Black also "concocted" his client's plea of temporary insanity, Pryor said.

Pryor said 13 years before the Stephenson trial, the American Bar Association outlined the qualities of a virtuous lawyer and said a good lawyer adheres to the strictest principles of moral law - an obligation shared by many Catholic lawyers and judges.

"Catholic lawyers and judges are called to follow our patron saint Sir Thomas More," Pryor said. "As More explained before [his death], he died king's good servant and God's first."

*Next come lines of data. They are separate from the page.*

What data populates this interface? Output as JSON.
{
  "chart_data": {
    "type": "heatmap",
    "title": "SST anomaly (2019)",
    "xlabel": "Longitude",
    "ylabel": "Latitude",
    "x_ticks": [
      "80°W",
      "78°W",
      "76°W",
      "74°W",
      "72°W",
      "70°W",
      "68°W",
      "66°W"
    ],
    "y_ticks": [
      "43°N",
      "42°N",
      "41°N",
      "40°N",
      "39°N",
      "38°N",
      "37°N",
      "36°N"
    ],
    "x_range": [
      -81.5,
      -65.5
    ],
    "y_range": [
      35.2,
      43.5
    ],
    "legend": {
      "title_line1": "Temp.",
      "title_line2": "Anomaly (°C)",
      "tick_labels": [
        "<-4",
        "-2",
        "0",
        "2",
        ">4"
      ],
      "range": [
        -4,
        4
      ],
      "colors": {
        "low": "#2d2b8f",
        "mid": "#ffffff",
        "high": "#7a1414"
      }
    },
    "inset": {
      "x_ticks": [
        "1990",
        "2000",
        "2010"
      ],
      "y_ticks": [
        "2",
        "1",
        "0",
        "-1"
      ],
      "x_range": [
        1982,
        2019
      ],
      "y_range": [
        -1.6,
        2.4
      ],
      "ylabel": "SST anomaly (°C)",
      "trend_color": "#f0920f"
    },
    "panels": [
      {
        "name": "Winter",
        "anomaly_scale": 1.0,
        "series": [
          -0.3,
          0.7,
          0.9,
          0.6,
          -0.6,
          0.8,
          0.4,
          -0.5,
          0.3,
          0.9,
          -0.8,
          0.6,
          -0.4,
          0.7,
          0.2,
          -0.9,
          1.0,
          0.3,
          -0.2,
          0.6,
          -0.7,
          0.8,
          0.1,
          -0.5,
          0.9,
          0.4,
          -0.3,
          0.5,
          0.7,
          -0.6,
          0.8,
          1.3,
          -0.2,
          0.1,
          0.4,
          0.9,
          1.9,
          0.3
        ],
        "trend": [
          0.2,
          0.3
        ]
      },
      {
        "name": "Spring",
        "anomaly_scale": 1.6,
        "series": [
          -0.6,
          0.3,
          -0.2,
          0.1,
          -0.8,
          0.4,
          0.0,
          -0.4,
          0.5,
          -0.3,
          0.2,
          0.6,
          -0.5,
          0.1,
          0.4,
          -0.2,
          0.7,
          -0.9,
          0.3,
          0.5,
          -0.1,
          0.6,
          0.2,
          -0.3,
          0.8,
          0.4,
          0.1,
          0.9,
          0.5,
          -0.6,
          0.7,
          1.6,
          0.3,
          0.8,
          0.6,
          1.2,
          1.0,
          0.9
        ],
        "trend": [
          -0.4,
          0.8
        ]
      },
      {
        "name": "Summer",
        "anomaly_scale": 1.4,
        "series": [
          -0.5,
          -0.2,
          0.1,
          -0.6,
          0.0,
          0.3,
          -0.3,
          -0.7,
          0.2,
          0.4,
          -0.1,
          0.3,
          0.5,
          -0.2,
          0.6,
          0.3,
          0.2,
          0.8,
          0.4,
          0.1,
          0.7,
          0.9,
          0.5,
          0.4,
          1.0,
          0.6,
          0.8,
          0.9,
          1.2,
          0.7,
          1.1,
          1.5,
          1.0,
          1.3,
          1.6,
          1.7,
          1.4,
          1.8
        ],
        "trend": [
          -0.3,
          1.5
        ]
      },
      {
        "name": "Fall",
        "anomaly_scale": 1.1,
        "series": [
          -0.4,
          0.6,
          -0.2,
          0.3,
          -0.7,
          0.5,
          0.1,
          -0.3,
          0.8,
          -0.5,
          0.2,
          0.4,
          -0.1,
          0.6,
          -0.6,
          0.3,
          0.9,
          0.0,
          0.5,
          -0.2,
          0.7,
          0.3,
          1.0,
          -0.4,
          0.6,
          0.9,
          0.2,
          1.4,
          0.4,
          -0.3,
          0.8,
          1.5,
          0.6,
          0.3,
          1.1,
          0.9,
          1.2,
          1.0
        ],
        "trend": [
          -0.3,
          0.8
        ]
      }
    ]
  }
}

Pryor later presented his second lecture, "The Role of Religion in the Judiciary," to the greater Notre Dame community in the ballroom of the LaFortune Student Center. The forum was first in the Catholic Think Tank series, a chain of student government-sponsored presentations beginning this week to promote the University's status as a national center for dialogue concerning Catholic issues.

Before his appointment to the 11th Circuit Court of Appeals in June of 2005, Pryor served as Alabama's attorney general from 1997 to 2005. The graduate of Northeastern Louisiana University and Tulane University - where he earned his law degree - has also taught at Samford University's Cumberland School of Law.